Nella storia della matematica e, più in generale nello sviluppo del pensiero, pochi concetti sono affascinanti quanto lo “zero”, che secondo molti matematici è da considerarsi il primo dei numeri, e che pertanto precederebbe nell’ordine perfino il temibilissimo uno. Lo zero sul piano semantico è il segno che nulla indica o, per meglio dire, indica il nulla. Cosa significa zero? Nulla.

Sembra che la civiltà Maya, che associava i cicli numerici a specifiche divinità garanti degli ordinamenti celesti, utilizzasse un simbolo simile a una conchiglia vuota per rappresentare lo zero, cosicché anche la divinità più sfortunata poteva vantarsi di portare su di sé qualcosa.

La grande civiltà indiana, la prima a considerare lo zero non solo una cifra ma anche un numero, lo indicava con un punto che corrispondeva, allo stesso tempo, all’incognita.

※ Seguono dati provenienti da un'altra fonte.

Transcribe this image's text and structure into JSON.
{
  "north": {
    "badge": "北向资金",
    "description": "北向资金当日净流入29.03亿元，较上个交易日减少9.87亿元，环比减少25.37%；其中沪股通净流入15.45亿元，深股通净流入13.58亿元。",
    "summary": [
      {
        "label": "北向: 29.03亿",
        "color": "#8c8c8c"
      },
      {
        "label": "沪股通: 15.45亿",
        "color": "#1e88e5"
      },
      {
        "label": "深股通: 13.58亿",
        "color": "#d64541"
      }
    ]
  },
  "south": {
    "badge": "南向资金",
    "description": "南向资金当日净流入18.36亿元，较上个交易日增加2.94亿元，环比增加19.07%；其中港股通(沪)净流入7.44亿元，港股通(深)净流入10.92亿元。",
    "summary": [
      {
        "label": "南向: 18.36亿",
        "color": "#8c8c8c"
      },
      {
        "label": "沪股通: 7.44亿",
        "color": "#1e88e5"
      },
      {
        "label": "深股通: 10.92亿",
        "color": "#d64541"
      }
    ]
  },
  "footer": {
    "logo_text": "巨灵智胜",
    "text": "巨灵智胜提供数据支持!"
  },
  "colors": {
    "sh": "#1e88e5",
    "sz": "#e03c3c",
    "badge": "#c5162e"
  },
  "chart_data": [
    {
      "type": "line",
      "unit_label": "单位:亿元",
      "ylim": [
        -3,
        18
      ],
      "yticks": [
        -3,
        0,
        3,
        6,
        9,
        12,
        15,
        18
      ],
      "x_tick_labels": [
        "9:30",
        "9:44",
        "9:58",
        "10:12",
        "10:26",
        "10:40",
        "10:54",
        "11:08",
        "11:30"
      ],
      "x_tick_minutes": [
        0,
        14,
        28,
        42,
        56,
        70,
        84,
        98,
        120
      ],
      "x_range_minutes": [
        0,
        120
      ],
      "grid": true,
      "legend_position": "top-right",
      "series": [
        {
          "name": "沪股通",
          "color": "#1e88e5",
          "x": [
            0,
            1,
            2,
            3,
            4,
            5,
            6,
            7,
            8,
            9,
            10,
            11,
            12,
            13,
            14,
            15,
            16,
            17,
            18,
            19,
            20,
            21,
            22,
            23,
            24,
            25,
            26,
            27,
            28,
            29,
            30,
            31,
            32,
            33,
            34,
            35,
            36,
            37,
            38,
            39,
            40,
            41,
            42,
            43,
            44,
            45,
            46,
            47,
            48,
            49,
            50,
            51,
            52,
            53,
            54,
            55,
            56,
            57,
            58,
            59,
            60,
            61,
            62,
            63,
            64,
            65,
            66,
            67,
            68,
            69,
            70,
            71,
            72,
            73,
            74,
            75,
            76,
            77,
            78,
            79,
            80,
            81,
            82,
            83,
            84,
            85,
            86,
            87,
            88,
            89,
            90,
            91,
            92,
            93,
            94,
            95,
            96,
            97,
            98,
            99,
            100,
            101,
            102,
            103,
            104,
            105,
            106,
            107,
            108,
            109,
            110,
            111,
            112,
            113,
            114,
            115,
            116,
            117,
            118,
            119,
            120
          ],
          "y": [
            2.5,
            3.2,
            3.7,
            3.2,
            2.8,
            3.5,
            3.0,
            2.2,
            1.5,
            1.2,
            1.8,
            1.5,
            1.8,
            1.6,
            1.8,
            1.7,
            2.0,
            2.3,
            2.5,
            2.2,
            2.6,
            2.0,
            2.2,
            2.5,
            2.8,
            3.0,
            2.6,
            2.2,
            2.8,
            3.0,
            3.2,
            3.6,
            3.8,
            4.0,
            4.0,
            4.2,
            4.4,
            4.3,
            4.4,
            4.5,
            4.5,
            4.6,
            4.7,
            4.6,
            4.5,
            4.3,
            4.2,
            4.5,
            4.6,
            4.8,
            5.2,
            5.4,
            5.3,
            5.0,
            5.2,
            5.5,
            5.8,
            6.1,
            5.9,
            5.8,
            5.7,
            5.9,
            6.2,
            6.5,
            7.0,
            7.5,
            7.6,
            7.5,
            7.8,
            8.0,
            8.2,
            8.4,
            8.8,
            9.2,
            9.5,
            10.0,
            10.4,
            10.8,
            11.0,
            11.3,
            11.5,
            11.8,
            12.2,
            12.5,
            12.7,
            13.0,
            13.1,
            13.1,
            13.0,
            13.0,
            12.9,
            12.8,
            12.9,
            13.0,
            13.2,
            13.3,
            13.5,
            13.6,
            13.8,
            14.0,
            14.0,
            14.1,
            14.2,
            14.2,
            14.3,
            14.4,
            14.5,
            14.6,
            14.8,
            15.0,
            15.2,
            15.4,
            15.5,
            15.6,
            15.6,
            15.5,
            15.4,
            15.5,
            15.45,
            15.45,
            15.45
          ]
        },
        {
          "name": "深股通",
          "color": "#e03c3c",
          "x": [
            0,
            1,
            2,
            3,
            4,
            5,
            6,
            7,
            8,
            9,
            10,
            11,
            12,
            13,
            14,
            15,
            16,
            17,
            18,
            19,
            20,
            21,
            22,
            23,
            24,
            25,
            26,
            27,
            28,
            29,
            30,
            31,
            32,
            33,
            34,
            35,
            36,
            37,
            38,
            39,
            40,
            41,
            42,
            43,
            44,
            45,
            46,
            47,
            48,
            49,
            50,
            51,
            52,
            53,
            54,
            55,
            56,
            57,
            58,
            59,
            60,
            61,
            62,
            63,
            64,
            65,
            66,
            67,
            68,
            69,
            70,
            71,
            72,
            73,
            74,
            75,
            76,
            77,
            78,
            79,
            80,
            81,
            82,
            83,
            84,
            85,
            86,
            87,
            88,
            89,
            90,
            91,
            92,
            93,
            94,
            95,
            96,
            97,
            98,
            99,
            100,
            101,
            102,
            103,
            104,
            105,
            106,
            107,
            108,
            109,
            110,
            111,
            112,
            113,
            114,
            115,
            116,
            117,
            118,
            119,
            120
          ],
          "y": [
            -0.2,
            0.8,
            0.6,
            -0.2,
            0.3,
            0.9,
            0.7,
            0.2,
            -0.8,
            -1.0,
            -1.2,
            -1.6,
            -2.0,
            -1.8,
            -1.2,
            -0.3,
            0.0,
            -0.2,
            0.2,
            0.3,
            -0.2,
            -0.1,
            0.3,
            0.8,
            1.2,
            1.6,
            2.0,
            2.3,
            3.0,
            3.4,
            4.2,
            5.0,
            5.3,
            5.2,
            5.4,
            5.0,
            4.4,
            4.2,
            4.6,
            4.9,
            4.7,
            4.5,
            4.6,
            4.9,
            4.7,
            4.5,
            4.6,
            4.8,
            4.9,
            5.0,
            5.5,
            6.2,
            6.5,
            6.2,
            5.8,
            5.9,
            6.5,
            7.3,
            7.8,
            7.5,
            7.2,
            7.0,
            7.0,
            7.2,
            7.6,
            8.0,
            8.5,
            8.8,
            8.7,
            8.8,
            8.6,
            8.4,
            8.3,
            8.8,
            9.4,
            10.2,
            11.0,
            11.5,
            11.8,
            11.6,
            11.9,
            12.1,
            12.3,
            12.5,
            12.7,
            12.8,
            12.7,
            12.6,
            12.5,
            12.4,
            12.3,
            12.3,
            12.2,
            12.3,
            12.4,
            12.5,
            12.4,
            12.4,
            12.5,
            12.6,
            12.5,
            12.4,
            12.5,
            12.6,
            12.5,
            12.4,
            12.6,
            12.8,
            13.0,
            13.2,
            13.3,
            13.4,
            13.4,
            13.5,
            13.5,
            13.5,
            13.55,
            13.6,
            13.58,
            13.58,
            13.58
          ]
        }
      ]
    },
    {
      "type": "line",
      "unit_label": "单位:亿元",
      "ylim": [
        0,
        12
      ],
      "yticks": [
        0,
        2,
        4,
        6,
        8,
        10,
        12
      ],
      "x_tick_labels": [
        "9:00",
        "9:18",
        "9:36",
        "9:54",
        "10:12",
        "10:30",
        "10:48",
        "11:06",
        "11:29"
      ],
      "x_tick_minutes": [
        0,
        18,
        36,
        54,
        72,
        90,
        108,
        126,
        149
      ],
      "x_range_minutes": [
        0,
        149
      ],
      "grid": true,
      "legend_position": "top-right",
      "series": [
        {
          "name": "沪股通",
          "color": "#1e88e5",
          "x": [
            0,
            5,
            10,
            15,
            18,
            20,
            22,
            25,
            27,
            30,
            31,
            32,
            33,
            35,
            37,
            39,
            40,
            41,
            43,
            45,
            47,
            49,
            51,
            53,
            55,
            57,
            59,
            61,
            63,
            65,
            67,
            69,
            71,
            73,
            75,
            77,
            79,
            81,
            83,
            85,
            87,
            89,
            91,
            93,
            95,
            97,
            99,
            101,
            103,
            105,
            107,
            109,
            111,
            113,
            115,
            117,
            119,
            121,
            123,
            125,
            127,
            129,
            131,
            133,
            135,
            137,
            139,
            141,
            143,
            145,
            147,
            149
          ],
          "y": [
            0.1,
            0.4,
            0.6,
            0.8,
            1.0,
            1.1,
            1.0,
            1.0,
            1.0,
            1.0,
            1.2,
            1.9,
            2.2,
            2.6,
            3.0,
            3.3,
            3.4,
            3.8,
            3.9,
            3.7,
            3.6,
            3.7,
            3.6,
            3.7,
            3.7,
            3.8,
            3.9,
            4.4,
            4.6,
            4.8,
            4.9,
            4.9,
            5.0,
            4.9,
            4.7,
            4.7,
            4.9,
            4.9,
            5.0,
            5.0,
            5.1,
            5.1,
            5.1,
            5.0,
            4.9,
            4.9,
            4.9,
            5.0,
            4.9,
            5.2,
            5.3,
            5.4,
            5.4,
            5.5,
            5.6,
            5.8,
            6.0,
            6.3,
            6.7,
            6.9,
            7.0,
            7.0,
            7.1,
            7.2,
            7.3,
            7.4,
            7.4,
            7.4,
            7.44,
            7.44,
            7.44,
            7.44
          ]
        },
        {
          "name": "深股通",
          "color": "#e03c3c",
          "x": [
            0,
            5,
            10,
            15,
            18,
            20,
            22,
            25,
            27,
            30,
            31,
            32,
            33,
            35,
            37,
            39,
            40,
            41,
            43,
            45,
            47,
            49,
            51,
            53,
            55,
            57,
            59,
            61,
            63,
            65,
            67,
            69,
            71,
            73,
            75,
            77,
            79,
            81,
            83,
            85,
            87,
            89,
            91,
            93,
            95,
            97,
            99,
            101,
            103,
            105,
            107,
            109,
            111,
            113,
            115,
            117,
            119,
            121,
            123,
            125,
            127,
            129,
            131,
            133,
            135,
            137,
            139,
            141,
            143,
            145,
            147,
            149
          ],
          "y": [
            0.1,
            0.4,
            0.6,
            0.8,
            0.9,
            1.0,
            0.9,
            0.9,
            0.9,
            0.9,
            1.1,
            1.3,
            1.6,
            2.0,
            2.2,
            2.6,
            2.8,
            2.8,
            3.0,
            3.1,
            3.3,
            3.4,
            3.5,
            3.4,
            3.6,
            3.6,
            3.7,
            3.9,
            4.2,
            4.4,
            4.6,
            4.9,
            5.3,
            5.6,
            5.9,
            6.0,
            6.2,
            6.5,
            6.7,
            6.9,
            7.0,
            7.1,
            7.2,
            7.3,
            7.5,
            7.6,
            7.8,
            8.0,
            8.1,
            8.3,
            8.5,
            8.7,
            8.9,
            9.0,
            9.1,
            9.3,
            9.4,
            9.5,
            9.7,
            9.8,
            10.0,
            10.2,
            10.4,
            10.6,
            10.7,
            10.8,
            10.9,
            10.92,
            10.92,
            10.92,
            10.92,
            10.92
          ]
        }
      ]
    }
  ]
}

Tra i nomi con cui gli indiani chiamavano lo zero si annoverava anche il termine pujyam, “divino”, segno di una tensione verso la trascendenza e il nirvana, il nulla assoluto che, come è noto, è la salvezza ed il fine ultimo dell’esistenza.

Nel 2016, molti anni dopo i tentativi di razionalizzare il numero da parte dei babilonesi, dei Maya, degli indiani, degli arabi, di Frege e di Russell, il numero zero è tornato di moda nel cosiddetto “concorsone” della scuola.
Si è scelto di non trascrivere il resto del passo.